Reacting to the publication of residue monitoring results by the Department of Agriculture, IFA Animal Health Chairman Bert Stewart said the findings confirm the responsible use by farmers of veterinary medicines in the treatment of their animals.
Bert Stewart said, “Veterinary medicines are a vital animal health and welfare tool and represent an enormous annual input cost for farmers. The new EU veterinary medicine proposals currently being discussed must take into account the level of farmer compliance with medicine usage and the importance of availability of competitively-priced products for famers”.
New proposals provide a real opportunity to increase the availability of veterinary medicines for farmers and to reduce the cost on farmers. Using a single EU licensing structure which allows veterinary medicine products operate under the principles of the common market will help reduce costs. The current licensing laws have the ridiculous situation that similar products are licensed in individual member states and yet cannot be freely purchased by farmers across national boundaries unless specifically labelled.

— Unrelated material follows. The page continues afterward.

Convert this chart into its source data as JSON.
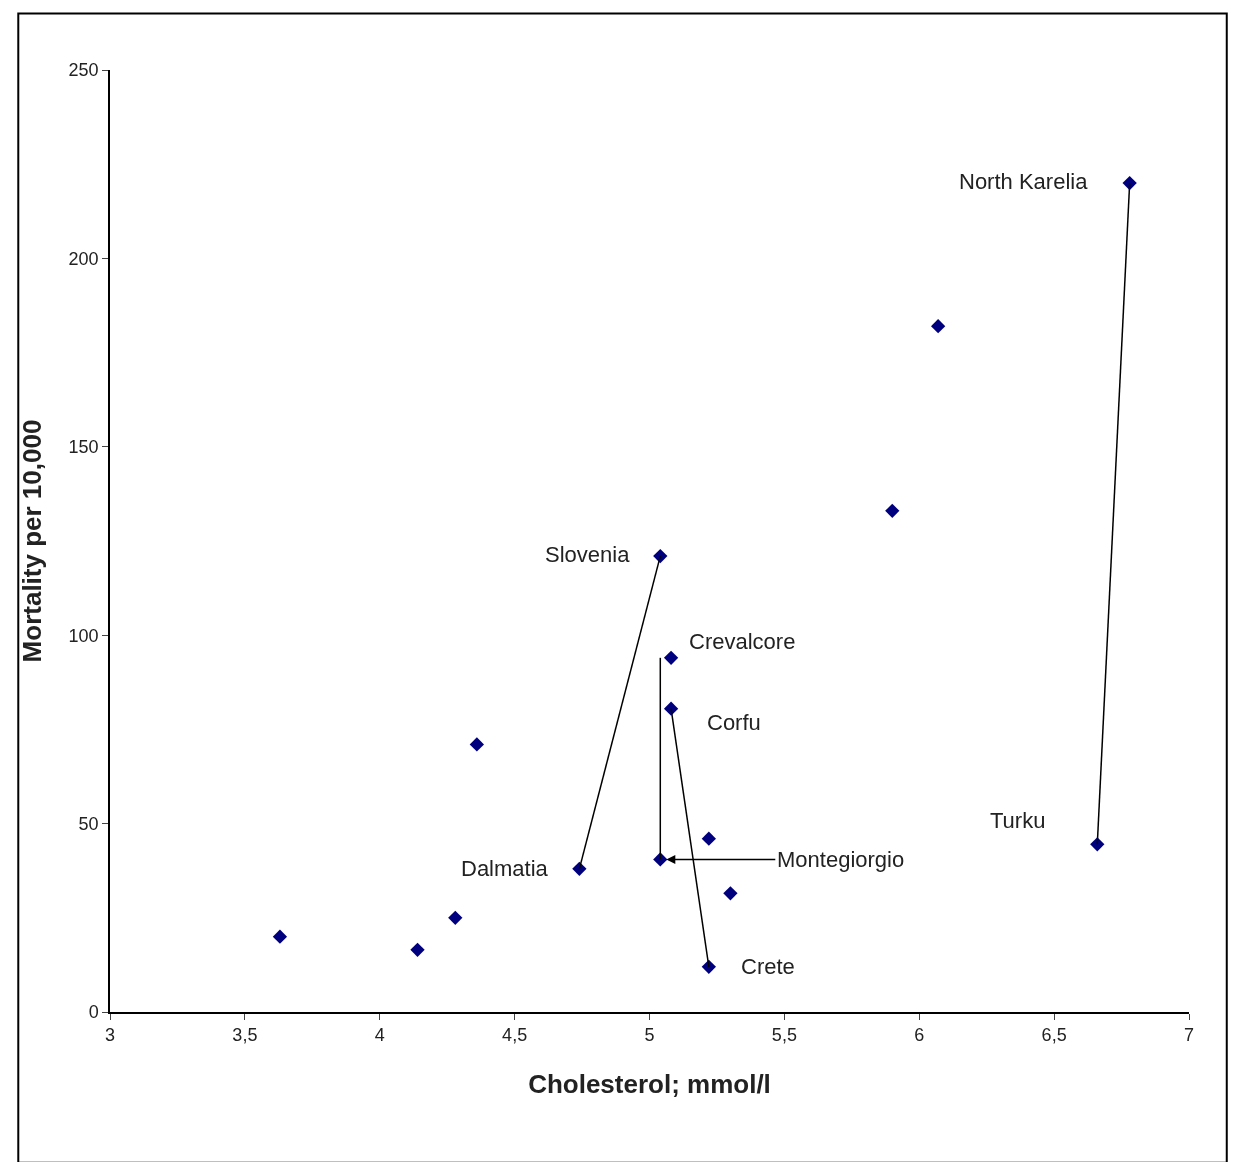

Under a single licensing approach, national competent authorities can still maintain control over products that would be permitted for use in the country.
The IFA chairman said the Minister for Agriculture and our MEPs need to ensure that any new EU Veterinary Medicine proposals deliver real benefits for farmers. Any new laws will have to ensure there is increased availability of veterinary medicines, reduced product cost and administrative burden, while still protecting against wrongful use of veterinary medicines.